Time Period | 3 Months [change] |
Direction | Moves Together |
Strength | Significant |
Accuracy | 100.0% |
Values | Daily Returns |
Tongling Nonferrous Metals vs. Anhui Huaheng Biotechnology
Performance |
Timeline |
Tongling Nonferrous |
Anhui Huaheng Biotec |
Tongling Nonferrous and Anhui Huaheng Volatility Contrast
Predicted Return Density |
Returns |
Pair Trading with Tongling Nonferrous and Anhui Huaheng
The main advantage of trading using opposite Tongling Nonferrous and Anhui Huaheng positions is that it hedges away some unsystematic risk. Because of two separate transactions, even if Tongling Nonferrous position performs unexpectedly, Anhui Huaheng can make up some of the losses. Pair trading also minimizes risk from directional movements in the market. For example, if an entire industry or sector drops because of unexpected headlines, the short position in Anhui Huaheng will offset losses from the drop in Anhui Huaheng's long position.The idea behind Tongling Nonferrous Metals and Anhui Huaheng Biotechnology pairs trading is to make the combined position market-neutral, meaning the overall market's direction will not affect its win or loss (or potential downside or upside). This can be achieved by designing a pairs trade with two highly correlated stocks or equities that operate in a similar space or sector, making it possible to obtain profits through simple and relatively low-risk investment.

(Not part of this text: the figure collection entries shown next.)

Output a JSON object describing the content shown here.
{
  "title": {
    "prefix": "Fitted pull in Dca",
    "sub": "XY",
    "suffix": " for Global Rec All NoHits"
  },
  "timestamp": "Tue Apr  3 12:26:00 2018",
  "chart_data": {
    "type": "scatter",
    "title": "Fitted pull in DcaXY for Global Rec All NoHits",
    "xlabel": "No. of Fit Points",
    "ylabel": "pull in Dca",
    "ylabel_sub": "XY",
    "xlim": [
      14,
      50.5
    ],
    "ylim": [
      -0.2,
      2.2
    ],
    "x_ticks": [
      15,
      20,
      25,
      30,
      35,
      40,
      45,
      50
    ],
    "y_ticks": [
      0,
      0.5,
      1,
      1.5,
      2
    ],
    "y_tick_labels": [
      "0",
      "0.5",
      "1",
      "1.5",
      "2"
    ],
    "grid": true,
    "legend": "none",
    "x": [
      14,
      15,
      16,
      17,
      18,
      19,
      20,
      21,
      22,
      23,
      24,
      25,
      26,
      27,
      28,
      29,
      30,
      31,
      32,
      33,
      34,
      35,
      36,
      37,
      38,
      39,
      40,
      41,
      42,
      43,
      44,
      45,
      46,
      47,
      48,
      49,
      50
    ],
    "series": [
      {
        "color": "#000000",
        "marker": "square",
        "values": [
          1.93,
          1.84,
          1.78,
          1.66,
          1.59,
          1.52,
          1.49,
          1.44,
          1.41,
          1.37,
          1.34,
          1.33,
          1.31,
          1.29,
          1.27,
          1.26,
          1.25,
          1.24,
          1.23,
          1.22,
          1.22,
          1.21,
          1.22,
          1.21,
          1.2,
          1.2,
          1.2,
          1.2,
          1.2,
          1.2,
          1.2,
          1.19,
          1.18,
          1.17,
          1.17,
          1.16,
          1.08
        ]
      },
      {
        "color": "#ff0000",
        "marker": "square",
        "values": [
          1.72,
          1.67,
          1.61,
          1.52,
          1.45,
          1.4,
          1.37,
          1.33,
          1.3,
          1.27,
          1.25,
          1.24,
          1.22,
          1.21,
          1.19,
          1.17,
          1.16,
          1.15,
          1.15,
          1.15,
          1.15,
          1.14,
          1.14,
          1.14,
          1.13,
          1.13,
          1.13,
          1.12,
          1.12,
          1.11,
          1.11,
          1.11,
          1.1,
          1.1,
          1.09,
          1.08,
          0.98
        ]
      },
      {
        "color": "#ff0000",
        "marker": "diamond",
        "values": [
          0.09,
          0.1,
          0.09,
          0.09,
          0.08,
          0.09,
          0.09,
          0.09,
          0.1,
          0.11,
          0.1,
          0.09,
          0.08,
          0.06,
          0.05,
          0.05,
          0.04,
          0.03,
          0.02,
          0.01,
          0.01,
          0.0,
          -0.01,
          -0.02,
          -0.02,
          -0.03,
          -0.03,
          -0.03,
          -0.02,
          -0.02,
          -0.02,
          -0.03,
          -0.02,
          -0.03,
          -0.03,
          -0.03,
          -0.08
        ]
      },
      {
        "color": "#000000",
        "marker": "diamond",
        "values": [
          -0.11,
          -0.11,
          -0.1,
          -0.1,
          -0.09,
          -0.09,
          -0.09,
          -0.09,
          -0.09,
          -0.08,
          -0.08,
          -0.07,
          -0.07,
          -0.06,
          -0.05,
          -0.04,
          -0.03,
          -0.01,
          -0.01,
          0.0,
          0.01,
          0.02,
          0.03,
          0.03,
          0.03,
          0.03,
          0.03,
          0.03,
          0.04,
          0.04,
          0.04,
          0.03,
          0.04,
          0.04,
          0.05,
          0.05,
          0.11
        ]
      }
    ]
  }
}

Anhui Huaheng vs. Tongling Nonferrous Metals | Anhui Huaheng vs. Chongqing Shunbo Aluminum | Anhui Huaheng vs. Ningbo Fangzheng Automobile | Anhui Huaheng vs. Anhui Jianghuai Automobile |
Check out your portfolio center.Note that this page's information should be used as a complementary analysis to find the right mix of equity instruments to add to your existing portfolios or create a brand new portfolio. You can also try the Price Transformation module to use Price Transformation models to analyze the depth of different equity instruments across global markets.